SYSTEM AND METHOD FOR DISTRIBUTED VOICE MODELS ACROSS CLOUD AND DEVICE FOR EMBEDDED TEXT-TO-SPEECH
    1.
    发明申请
    SYSTEM AND METHOD FOR DISTRIBUTED VOICE MODELS ACROSS CLOUD AND DEVICE FOR EMBEDDED TEXT-TO-SPEECH 有权
    用于分布式语音模型的系统和方法用于嵌入式文本到语音的云和设备

    公开(公告)号:US20160086598A1

    公开(公告)日:2016-03-24

    申请号:US14953771

    申请日:2015-11-30

    IPC分类号: G10L13/04 G10L13/07

    摘要: Systems, methods, and computer-readable storage media for intelligent caching of concatenative speech units for use in speech synthesis. A system configured to practice the method can identify a speech synthesis context, and determine, based on a local cache of text-to-speech units for a text-to-speech voice and based on the speech synthesis context, additional text-to-speech units which are not in the local cache. The system can request from a server the additional text-to-speech units, and store the additional text-to-speech units in the local cache. The system can then synthesize speech using the text-to-speech units and the additional text-to-speech units in the local cache. The system can prune the cache as the context changes, based on availability of local storage, or after synthesizing the speech. The local cache can store a core set of text-to-speech units associated with the text-to-speech voice that cannot be pruned from the local cache.

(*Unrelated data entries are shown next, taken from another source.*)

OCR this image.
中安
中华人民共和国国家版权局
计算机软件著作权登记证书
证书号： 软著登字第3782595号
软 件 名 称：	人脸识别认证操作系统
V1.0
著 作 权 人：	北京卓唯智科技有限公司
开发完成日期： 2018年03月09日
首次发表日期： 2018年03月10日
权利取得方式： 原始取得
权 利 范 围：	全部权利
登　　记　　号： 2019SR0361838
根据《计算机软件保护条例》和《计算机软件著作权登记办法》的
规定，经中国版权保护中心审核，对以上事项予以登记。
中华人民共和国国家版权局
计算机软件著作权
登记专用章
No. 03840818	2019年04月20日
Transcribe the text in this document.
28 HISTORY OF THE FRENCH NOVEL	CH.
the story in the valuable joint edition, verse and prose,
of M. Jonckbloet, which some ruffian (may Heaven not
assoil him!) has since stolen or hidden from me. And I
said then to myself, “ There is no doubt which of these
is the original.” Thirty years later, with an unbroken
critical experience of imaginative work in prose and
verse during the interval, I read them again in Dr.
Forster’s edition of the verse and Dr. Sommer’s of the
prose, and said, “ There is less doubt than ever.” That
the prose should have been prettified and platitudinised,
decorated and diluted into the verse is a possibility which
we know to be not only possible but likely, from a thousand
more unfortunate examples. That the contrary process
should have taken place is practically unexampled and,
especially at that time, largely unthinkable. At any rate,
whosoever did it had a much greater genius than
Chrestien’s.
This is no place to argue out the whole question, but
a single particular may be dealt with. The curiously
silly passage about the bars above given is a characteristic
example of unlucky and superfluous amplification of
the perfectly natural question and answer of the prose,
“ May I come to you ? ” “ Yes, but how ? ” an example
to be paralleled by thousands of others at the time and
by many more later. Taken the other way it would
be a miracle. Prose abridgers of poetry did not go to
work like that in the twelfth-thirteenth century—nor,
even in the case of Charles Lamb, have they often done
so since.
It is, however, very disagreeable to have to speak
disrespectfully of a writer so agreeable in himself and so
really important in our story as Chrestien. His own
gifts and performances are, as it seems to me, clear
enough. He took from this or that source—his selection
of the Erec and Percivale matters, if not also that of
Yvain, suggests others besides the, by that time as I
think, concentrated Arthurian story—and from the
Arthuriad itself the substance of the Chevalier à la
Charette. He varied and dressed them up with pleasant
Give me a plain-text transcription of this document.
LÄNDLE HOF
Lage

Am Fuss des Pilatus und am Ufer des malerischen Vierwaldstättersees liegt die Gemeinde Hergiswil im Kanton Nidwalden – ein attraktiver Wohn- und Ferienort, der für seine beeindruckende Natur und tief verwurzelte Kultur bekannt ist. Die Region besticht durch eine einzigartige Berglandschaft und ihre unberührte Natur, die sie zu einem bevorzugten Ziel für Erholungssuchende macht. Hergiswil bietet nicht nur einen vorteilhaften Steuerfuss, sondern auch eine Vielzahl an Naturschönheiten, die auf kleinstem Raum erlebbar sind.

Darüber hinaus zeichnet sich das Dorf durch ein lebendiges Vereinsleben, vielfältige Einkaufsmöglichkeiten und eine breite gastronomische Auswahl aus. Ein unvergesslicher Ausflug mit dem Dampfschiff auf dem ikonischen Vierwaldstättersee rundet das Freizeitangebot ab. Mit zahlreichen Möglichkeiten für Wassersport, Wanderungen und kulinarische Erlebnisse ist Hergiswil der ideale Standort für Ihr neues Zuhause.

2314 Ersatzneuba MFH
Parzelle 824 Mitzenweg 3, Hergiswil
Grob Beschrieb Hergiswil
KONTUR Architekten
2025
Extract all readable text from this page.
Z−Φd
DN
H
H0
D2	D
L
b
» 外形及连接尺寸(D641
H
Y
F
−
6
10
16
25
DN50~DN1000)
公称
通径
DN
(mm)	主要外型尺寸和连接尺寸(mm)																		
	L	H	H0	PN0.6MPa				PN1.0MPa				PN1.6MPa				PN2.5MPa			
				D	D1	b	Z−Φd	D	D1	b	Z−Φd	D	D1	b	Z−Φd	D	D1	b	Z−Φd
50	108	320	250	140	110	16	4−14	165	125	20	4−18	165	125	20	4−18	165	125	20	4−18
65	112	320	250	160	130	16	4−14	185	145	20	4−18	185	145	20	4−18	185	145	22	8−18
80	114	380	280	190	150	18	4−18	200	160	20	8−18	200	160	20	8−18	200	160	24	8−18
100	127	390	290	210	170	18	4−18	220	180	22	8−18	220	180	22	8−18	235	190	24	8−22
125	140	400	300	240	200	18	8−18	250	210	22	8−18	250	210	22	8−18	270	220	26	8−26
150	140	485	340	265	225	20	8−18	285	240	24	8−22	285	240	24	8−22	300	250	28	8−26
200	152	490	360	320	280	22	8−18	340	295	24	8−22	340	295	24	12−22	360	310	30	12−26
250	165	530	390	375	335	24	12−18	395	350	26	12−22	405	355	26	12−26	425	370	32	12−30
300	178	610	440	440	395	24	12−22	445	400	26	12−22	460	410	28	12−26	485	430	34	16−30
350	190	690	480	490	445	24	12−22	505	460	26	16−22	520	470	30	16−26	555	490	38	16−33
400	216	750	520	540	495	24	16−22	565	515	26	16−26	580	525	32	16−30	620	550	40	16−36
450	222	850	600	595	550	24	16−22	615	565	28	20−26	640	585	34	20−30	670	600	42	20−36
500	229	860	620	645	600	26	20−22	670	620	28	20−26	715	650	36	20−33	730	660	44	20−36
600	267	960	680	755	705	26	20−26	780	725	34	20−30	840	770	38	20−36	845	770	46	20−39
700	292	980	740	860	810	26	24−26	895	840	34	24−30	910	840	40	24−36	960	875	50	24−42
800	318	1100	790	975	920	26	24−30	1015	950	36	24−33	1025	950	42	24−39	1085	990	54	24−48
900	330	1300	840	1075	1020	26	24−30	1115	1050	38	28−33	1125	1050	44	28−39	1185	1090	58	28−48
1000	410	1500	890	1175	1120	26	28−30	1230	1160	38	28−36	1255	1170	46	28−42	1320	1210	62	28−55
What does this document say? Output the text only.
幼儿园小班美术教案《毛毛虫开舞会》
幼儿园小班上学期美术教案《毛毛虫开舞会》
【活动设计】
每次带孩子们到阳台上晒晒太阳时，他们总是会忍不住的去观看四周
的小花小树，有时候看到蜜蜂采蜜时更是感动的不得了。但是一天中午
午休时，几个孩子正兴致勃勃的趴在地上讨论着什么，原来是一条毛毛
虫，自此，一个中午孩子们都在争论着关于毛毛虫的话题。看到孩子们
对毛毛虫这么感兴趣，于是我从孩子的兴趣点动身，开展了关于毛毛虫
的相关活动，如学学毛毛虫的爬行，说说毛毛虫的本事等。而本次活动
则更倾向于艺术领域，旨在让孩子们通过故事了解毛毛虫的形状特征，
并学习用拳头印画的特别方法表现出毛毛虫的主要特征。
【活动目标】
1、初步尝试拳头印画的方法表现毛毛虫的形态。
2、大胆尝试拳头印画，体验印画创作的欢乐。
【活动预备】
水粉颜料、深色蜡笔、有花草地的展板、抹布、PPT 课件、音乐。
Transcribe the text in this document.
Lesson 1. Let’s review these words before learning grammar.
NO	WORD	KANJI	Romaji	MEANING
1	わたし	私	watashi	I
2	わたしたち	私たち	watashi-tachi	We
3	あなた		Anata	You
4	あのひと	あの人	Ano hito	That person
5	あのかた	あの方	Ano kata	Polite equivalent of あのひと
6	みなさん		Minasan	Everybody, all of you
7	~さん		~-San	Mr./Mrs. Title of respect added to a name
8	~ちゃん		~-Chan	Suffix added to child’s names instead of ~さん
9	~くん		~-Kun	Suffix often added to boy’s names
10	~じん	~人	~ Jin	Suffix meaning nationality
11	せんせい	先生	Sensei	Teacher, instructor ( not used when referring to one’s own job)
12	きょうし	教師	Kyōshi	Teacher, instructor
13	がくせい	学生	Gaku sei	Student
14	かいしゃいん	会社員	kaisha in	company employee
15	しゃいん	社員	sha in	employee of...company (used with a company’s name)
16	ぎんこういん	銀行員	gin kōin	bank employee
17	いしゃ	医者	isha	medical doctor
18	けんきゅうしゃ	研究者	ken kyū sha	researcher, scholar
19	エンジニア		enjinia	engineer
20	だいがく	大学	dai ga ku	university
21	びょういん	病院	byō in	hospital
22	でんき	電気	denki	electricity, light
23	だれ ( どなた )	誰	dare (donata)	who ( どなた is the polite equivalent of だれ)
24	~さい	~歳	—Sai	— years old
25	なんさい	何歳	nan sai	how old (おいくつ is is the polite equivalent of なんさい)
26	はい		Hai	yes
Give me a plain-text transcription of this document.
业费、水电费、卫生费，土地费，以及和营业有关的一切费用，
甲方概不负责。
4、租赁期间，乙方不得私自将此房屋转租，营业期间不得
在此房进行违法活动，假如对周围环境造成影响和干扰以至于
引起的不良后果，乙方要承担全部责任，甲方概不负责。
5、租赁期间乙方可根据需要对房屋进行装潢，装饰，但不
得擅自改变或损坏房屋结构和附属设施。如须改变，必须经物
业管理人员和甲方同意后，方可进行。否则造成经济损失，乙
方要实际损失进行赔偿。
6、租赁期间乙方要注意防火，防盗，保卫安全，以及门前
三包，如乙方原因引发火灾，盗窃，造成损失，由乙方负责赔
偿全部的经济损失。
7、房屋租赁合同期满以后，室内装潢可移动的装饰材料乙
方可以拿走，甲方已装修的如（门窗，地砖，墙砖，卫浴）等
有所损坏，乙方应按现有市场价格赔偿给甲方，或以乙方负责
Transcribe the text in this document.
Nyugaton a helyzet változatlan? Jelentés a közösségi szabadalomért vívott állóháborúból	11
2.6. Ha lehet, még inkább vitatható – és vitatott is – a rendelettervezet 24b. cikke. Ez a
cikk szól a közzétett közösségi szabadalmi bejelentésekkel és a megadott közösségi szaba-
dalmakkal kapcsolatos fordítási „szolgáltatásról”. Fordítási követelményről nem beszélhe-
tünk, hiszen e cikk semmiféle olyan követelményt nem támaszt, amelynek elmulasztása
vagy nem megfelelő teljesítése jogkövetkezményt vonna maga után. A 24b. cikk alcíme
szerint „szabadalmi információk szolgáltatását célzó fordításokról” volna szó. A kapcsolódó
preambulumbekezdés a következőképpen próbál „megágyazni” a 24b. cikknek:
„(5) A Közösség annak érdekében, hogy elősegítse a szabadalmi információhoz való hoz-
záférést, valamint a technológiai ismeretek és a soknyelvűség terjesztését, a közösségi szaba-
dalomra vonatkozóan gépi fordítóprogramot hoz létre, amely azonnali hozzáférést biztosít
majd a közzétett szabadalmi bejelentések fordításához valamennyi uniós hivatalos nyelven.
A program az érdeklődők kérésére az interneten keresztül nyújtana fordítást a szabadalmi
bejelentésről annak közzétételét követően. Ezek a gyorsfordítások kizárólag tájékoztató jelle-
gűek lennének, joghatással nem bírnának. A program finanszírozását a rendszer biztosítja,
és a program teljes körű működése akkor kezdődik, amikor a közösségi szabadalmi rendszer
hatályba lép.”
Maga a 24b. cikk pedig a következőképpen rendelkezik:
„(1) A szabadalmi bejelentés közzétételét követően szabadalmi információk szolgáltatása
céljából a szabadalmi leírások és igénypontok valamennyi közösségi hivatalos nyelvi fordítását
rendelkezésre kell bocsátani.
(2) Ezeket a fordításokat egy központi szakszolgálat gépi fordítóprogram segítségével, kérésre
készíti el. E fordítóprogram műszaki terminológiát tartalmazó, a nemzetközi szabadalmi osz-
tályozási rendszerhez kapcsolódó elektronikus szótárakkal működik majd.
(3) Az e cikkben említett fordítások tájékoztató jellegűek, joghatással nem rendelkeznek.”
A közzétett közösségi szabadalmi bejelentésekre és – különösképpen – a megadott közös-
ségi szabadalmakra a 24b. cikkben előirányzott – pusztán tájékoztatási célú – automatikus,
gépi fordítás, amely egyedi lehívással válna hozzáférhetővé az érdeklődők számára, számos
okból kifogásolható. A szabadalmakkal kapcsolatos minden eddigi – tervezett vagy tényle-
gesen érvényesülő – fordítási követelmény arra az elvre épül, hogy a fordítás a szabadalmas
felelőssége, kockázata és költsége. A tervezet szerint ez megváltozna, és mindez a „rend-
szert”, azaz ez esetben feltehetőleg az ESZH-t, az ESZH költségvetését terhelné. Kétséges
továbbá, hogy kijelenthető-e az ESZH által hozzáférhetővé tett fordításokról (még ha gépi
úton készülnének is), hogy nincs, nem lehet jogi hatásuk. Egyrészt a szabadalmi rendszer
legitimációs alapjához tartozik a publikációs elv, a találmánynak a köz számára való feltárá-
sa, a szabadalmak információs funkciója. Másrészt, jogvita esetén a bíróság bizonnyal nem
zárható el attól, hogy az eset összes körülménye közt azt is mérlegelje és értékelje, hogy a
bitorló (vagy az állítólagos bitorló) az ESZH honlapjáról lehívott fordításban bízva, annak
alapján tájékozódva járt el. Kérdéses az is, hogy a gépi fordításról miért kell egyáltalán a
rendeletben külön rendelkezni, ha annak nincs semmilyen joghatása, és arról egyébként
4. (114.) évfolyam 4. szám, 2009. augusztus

    摘要翻译: 用于智能缓存用于语音合成的级联语音单元的系统,方法和计算机可读存储介质。 配置为实施该方法的系统可以识别语音合成上下文,并且基于用于文本到语音语音的文本到语音单元的本地高速缓存并且基于语音合成上下文来确定附加的文本 - 不在本地缓存中的语音单元。 系统可以从服务器请求附加的文本到语音单元,并将附加的文本到语音单元存储在本地高速缓存中。 然后,系统可以使用本地高速缓存中的文本到语音单元和附加的文本到语音单元来合成语音。 系统可以根据本地存储的可用性,或合成语音之后随着上下文的变化修剪缓存。 本地缓存可以存储与文本到语音语音相关联的文本到语音单元的核心集合,其不能从本地高速缓存中修剪。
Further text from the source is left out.